But in the forest the laws no longer hold, and the Indian represents the savage and wild nature of the area outside of Boston. Analysis Although the reader actually meets only Hester and her infant daughter, Pearl, in this chapter, Hawthorne begins his characterization of all four of the novel's major characters. She expresses her desire for Dimmesdale to leave the country for his own safety, but Dimmesdale does not want to be alone. Suddenly, she becomes a woman again- a smile on her face, a crimson flush on her cheeks and a radiant look turn her into a beauty she has always been. The Scarlet Letter chapter summary in under five minutes! He assumes a new name, Roger Chillingworth, and becomes known as a physician specializing in alternative medicine. Pearl is entranced by the shining armor while Hester notices that the scarlet letter dominates her reflection in the armor.
A couple days later, Dimmesdale is sleeping and Chillingworth goes in and takes off Dimmesdale's shirt. A few weeks later, Hester sees Chillingworth picking herbs in the woods. He takes much interest in Hester, wondering why she is placed at the scaffold. Pearl herself seems to grow angrier and wilder the longer that everyone keeps the secret of her father's identity. On some occasions, Pearl is obsessed with the scarlet letter on her mother's chests, so much that Hester has an urge to hide herself, while on the others, Pearl ignores its existence, as if there has never been anything on Hester's chests. He forgives Hester for keeping the secret for 7 years. Chillingworth tries to stop him, but Dimmesdale laughs and tells him that he cannot win.
The man informs him of her past, telling that she was sent to Boston to await her husband, but she ended up with a child instead. Pearl asks if Dimmesdale will talk to them like he did the other day at the brook. As he returns to town, Dimmesdale is welcomed home by Chillingworth. She knows that he often walks by himself in the woods, and plans to meet him when he is by himself. Needle-work she starts in order to make a living, soon turns into a fashion, and she has more and more work.
But just imagine you were a criminal in Puritan Boston on a dreary spring day and, right before you're tossed in the clink, you see a beautiful, blood red rosebush. As a result, the door remains tightly shut and iron-clamped. Many years later, Hester returns to her cottage by the sea, voluntarily wearing her scarlet letter, which is no longer a stigma. Nevertheless, she drinks his potion and sits down on the bed. Hester is led through the unsympathetic crowd to the scaffold of the pillory.
Hester has moved with Pearl to an abandoned house outside of town, far enough to be away from the people but not so far as to be entirely isolated. The jailer therefore allows a physician to enter and try to calm them down. All eyes are on Dimmesdale, who appears to be ill. Pearl is playing with sun beams and notices that whenever Hester comes near the light, it disappears, so she believes the cause of it to be Hester's scarlet letter. Chapter 15- Hester and Pearl Hester declares her hatred for Chillingworth and regrets marrying him.
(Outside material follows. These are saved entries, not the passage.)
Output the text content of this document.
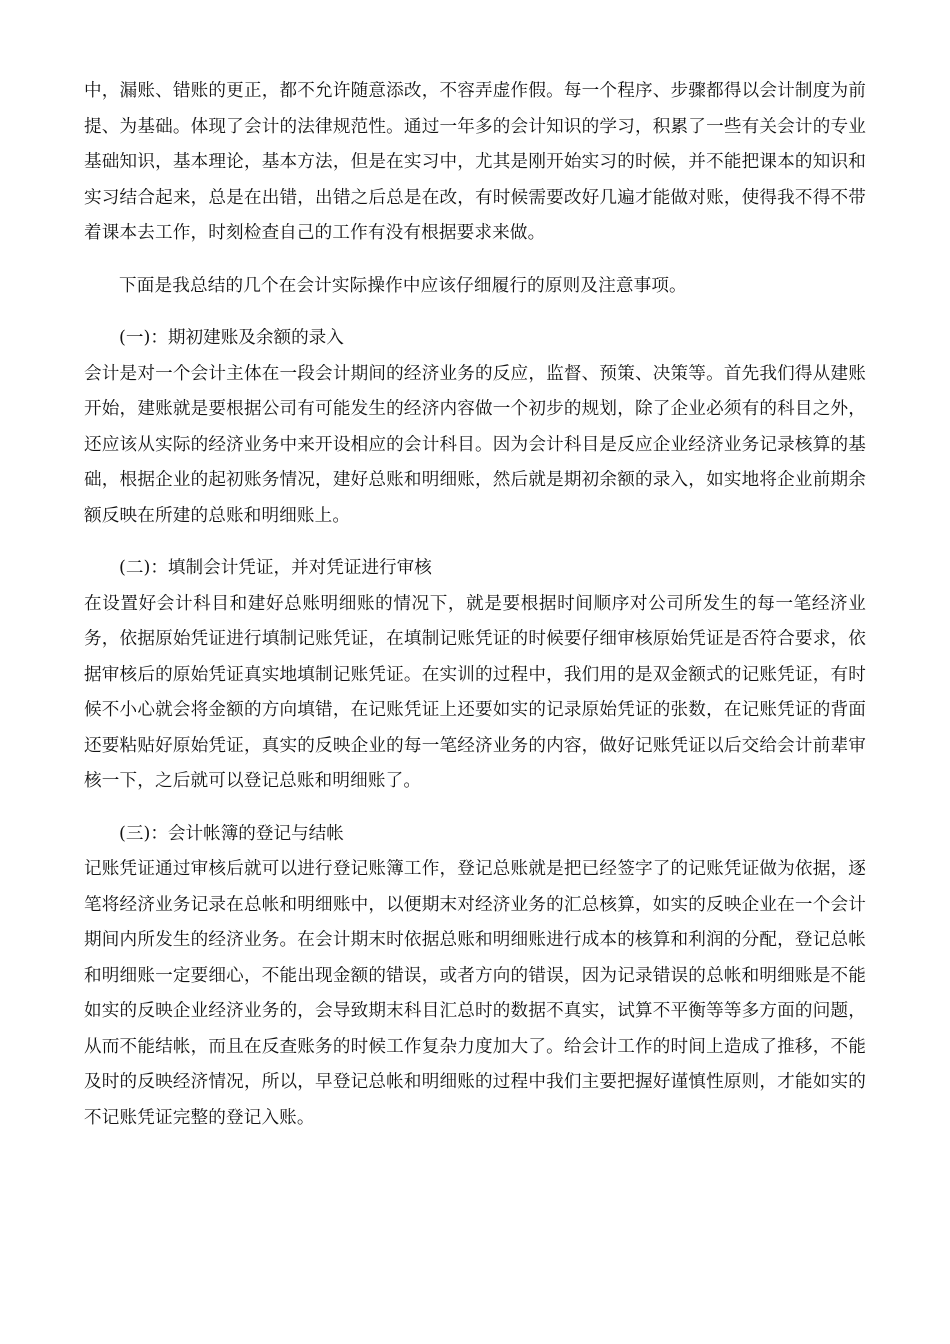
中，漏账、错账的更正，都不允许随意添改，不容弄虚作假。每一个程序、步骤都得以会计制度为前提、为基础。体现了会计的法律规范性。通过一年多的会计知识的学习，积累了一些有关会计的专业基础知识，基本理论，基本方法，但是在实习中，尤其是刚开始实习的时候，并不能把课本的知识和实习结合起来，总是在出错，出错之后总是在改，有时候需要改好几遍才能做对账，使得我不得不带着课本去工作，时刻检查自己的工作有没有根据要求来做。

下面是我总结的几个在会计实际操作中应该仔细履行的原则及注意事项。

(一)：期初建账及余额的录入

会计是对一个会计主体在一段会计期间的经济业务的反应，监督、预策、决策等。首先我们得从建账开始，建账就是要根据公司有可能发生的经济内容做一个初步的规划，除了企业必须有的科目之外，还应该从实际的经济业务中来开设相应的会计科目。因为会计科目是反应企业经济业务记录核算的基础，根据企业的起初账务情况，建好总账和明细账，然后就是期初余额的录入，如实地将企业前期余额反映在所建的总账和明细账上。

(二)：填制会计凭证，并对凭证进行审核

在设置好会计科目和建好总账明细账的情况下，就是要根据时间顺序对公司所发生的每一笔经济业务，依据原始凭证进行填制记账凭证，在填制记账凭证的时候要仔细审核原始凭证是否符合要求，依据审核后的原始凭证真实地填制记账凭证。在实训的过程中，我们用的是双金额式的记账凭证，有时候不小心就会将金额的方向填错，在记账凭证上还要如实的记录原始凭证的张数，在记账凭证的背面还要粘贴好原始凭证，真实的反映企业的每一笔经济业务的内容，做好记账凭证以后交给会计前辈审核一下，之后就可以登记总账和明细账了。

(三)：会计帐簿的登记与结帐

记账凭证通过审核后就可以进行登记账簿工作，登记总账就是把已经签字了的记账凭证做为依据，逐笔将经济业务记录在总帐和明细账中，以便期末对经济业务的汇总核算，如实的反映企业在一个会计期间内所发生的经济业务。在会计期末时依据总账和明细账进行成本的核算和利润的分配，登记总帐和明细账一定要细心，不能出现金额的错误，或者方向的错误，因为记录错误的总帐和明细账是不能如实的反映企业经济业务的，会导致期末科目汇总时的数据不真实，试算不平衡等等多方面的问题，从而不能结帐，而且在反查账务的时候工作复杂力度加大了。给会计工作的时间上造成了推移，不能及时的反映经济情况，所以，早登记总帐和明细账的过程中我们主要把握好谨慎性原则，才能如实的不记账凭证完整的登记入账。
Dimmesdale then publicly admits defeat and ceases trying to make Hester tell him the name, leaving the crowd unsettled and leaving Chillingworth with a sordid mission. Dimmesdale kisses Pearl on the forehead, and she immediately washes her face in the brook. Hester dresses very plainly, but dresses her daughter in the finest clothes. He tells her that he will find out who the man was, and he will read the truth on the man's heart. Let the black flower blossom as it may! He also tells Chillingworth he is now free to live on his own, and he does not need to live with him anymore. This does in fact occur, as a result of Chillingworth feeling Dimmesdale's heart while the reverend is sleeping. He tells her Chillingworth told him he will be traveling with them in order to provide his medical services to Dimmesdale.
Dimmesdale shrieks loudly, thinking that it would wake the whole town, but only the Governor and his sister wake up. Hester makes an appeal to Dimmesdale, who convinces the others to allow Pearl to remain with her mother. After the Prynnes walk away, the men discuss Hester and the belief evil can manifest itself as a sickness. This is why Pearl, as we later learn, is not amenable to social rules. This gesture will reappear and grow in significance during the novel. His uncommon intelligence and skill as a physician soon make him quite popular.
In addition, Roger Chillingworth's relationship to Hester, namely, the fact that they are married, is revealed here. Dimmesdale, the local head minister of the Purtian church, talks directly to Hester in front of everybody in an attempt to pressure her into admitting to the father of her baby, but Hester refuses. Dimmesdale falls into a deep sleep, giving the physician the opportunity to investigate what is the thing that burdens this young clergyman so much. A meteor then passed by in a shape on an A and once gone, Chillingworth came by and talked to the family. He is shocked at what he sees on Dimmesdale's chest, thus Chillingworth's theory was proved correct. He simply cannot bear the weight of such guilt. Hester and Pearl leave the town for a while, and several years later Hester returns.